Precision and Power: Case Studies in Collaborative Translation
This principle guided every choice. For the Portuguese phrase “arregaça a estética com um golpe de barriga,” we needed a term that was both crude and precise. Through our dialogue, we arrived at “wreck the aesthetic with a single gut-thrust.” The word “gut” was chosen for its visceral, primal quality, while “thrust” captured the aggressive, violent intentionality of the “strike.”
Another crucial detail was in the line “Sempre teve tudo.” I stressed the importance of the past tense in the original, as it points directly to the poem’s core social critique: a lifelong, unearned male privilege. When an initial version missed this, I corrected it, and we settled on the present perfect tense—“You’ve always had everything”—which perfectly captures that weight of history pressing into the present.

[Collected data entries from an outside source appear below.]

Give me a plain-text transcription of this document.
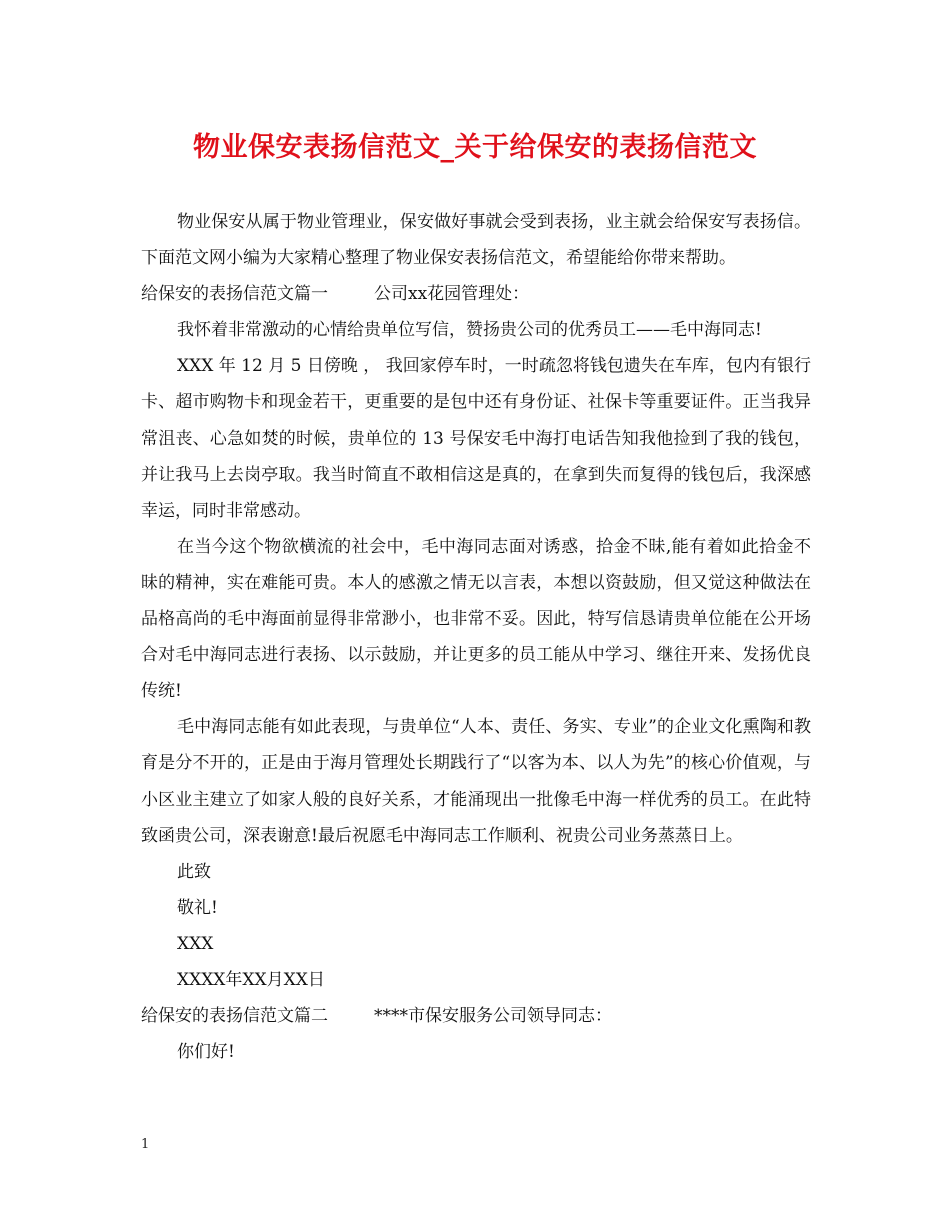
物业保安表扬信范文_关于给保安的表扬信范文

物业保安从属于物业管理业，保安做好事就会受到表扬，业主就会给保安写表扬信。下面范文网小编为大家精心整理了物业保安表扬信范文，希望能给你带来帮助。

给保安的表扬信范文篇一	公司xx花园管理处：

我怀着非常激动的心情给贵单位写信，赞扬贵公司的优秀员工——毛中海同志!

XXX 年 12 月 5 日傍晚 ， 我回家停车时，一时疏忽将钱包遗失在车库，包内有银行卡、超市购物卡和现金若干，更重要的是包中还有身份证、社保卡等重要证件。正当我异常沮丧、心急如焚的时候，贵单位的 13 号保安毛中海打电话告知我他捡到了我的钱包，并让我马上去岗亭取。我当时简直不敢相信这是真的，在拿到失而复得的钱包后，我深感幸运，同时非常感动。

在当今这个物欲横流的社会中，毛中海同志面对诱惑，拾金不昧,能有着如此拾金不昧的精神，实在难能可贵。本人的感激之情无以言表，本想以资鼓励，但又觉这种做法在品格高尚的毛中海面前显得非常渺小，也非常不妥。因此，特写信恳请贵单位能在公开场合对毛中海同志进行表扬、以示鼓励，并让更多的员工能从中学习、继往开来、发扬优良传统!

毛中海同志能有如此表现，与贵单位“人本、责任、务实、专业”的企业文化熏陶和教育是分不开的，正是由于海月管理处长期践行了“以客为本、以人为先”的核心价值观，与小区业主建立了如家人般的良好关系，才能涌现出一批像毛中海一样优秀的员工。在此特致函贵公司，深表谢意!最后祝愿毛中海同志工作顺利、祝贵公司业务蒸蒸日上。

此致

敬礼!

XXX

XXXX年XX月XX日

给保安的表扬信范文篇二	****市保安服务公司领导同志：

你们好!

1
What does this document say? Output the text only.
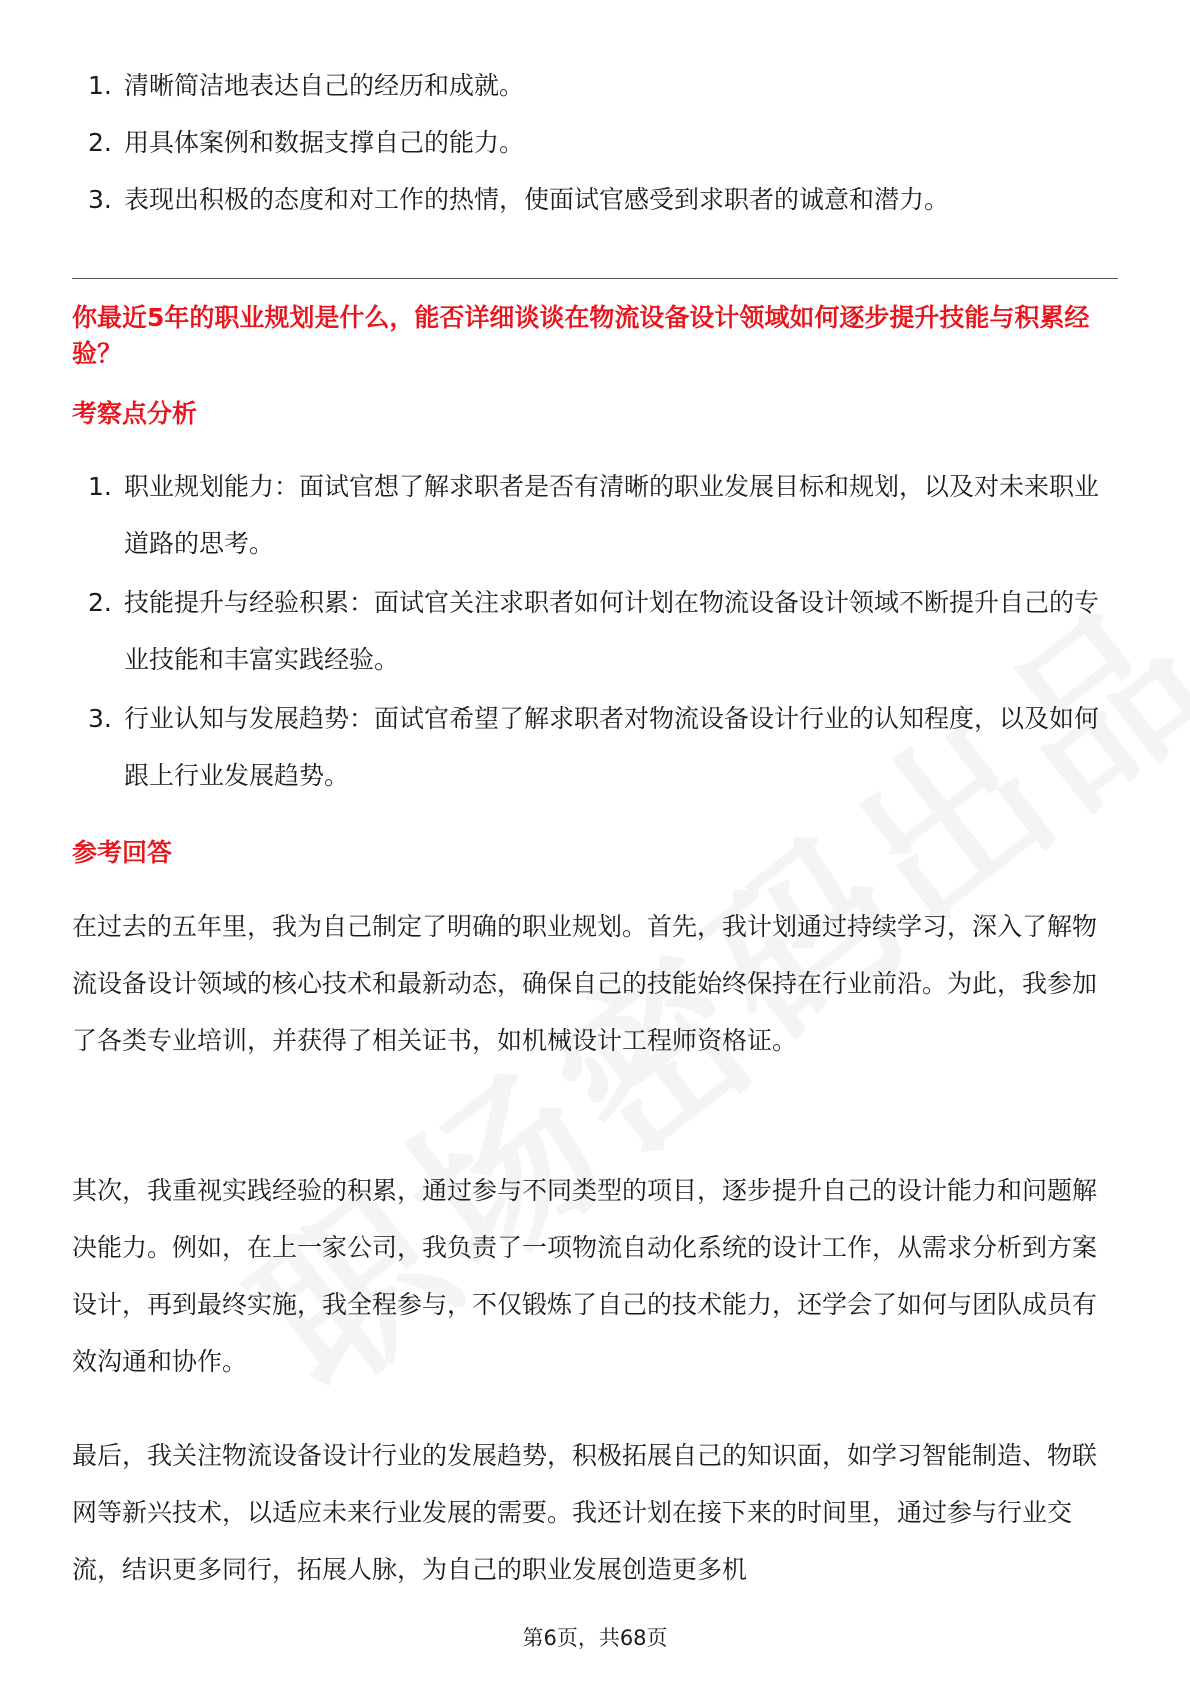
1. 清晰简洁地表达自己的经历和成就。
2. 用具体案例和数据支撑自己的能力。
3. 表现出积极的态度和对工作的热情，使面试官感受到求职者的诚意和潜力。
你最近5年的职业规划是什么，能否详细谈谈在物流设备设计领域如何逐步提升技能与积累经验？
考察点分析
1. 职业规划能力：面试官想了解求职者是否有清晰的职业发展目标和规划，以及对未来职业道路的思考。
2. 技能提升与经验积累：面试官关注求职者如何计划在物流设备设计领域不断提升自己的专业技能和丰富实践经验。
3. 行业认知与发展趋势：面试官希望了解求职者对物流设备设计行业的认知程度，以及如何跟上行业发展趋势。
参考回答

在过去的五年里，我为自己制定了明确的职业规划。首先，我计划通过持续学习，深入了解物流设备设计领域的核心技术和最新动态，确保自己的技能始终保持在行业前沿。为此，我参加了各类专业培训，并获得了相关证书，如机械设计工程师资格证。

其次，我重视实践经验的积累，通过参与不同类型的项目，逐步提升自己的设计能力和问题解决能力。例如，在上一家公司，我负责了一项物流自动化系统的设计工作，从需求分析到方案设计，再到最终实施，我全程参与，不仅锻炼了自己的技术能力，还学会了如何与团队成员有效沟通和协作。

最后，我关注物流设备设计行业的发展趋势，积极拓展自己的知识面，如学习智能制造、物联网等新兴技术，以适应未来行业发展的需要。我还计划在接下来的时间里，通过参与行业交流，结识更多同行，拓展人脉，为自己的职业发展创造更多机

第6页，共68页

My Poem, Reborn: A Shared Victory
This meticulous, back-and-forth process, spanning many versions, allowed us to build, word by word, a translation that I now feel proud to share. It is a version that carries not just the meaning, but the feeling—the specific frequency of my voice.
The decade-long journey between my earlier poem, “Confissão,” and this one has been an “alchemy of the soul.” “Confissão” was about separating myself from a toxic bond in order to not die. This poem, “Ao Maior Tolo Do Mundo,” is about something more. It is not about revenge, but about sovereignty. It is the definitive victory of turning an aggressor into a tool for my own spiritual expansion. And as I have written before, and will continue to live by: to survive is still my revenge.
A Note to My English Readers
If you are an English-only reader/speaker, please let me know if a little more context about this “lifetime of abuse” that “The Biggest Fool in the World” conjures and sublimates would enhance your understanding and appreciation of this poem. Perhaps “Confissão” (Confession) could be our next translation exercise.
Thank you for joining me on this deeply personal and artistic journey. Your engagement means the world.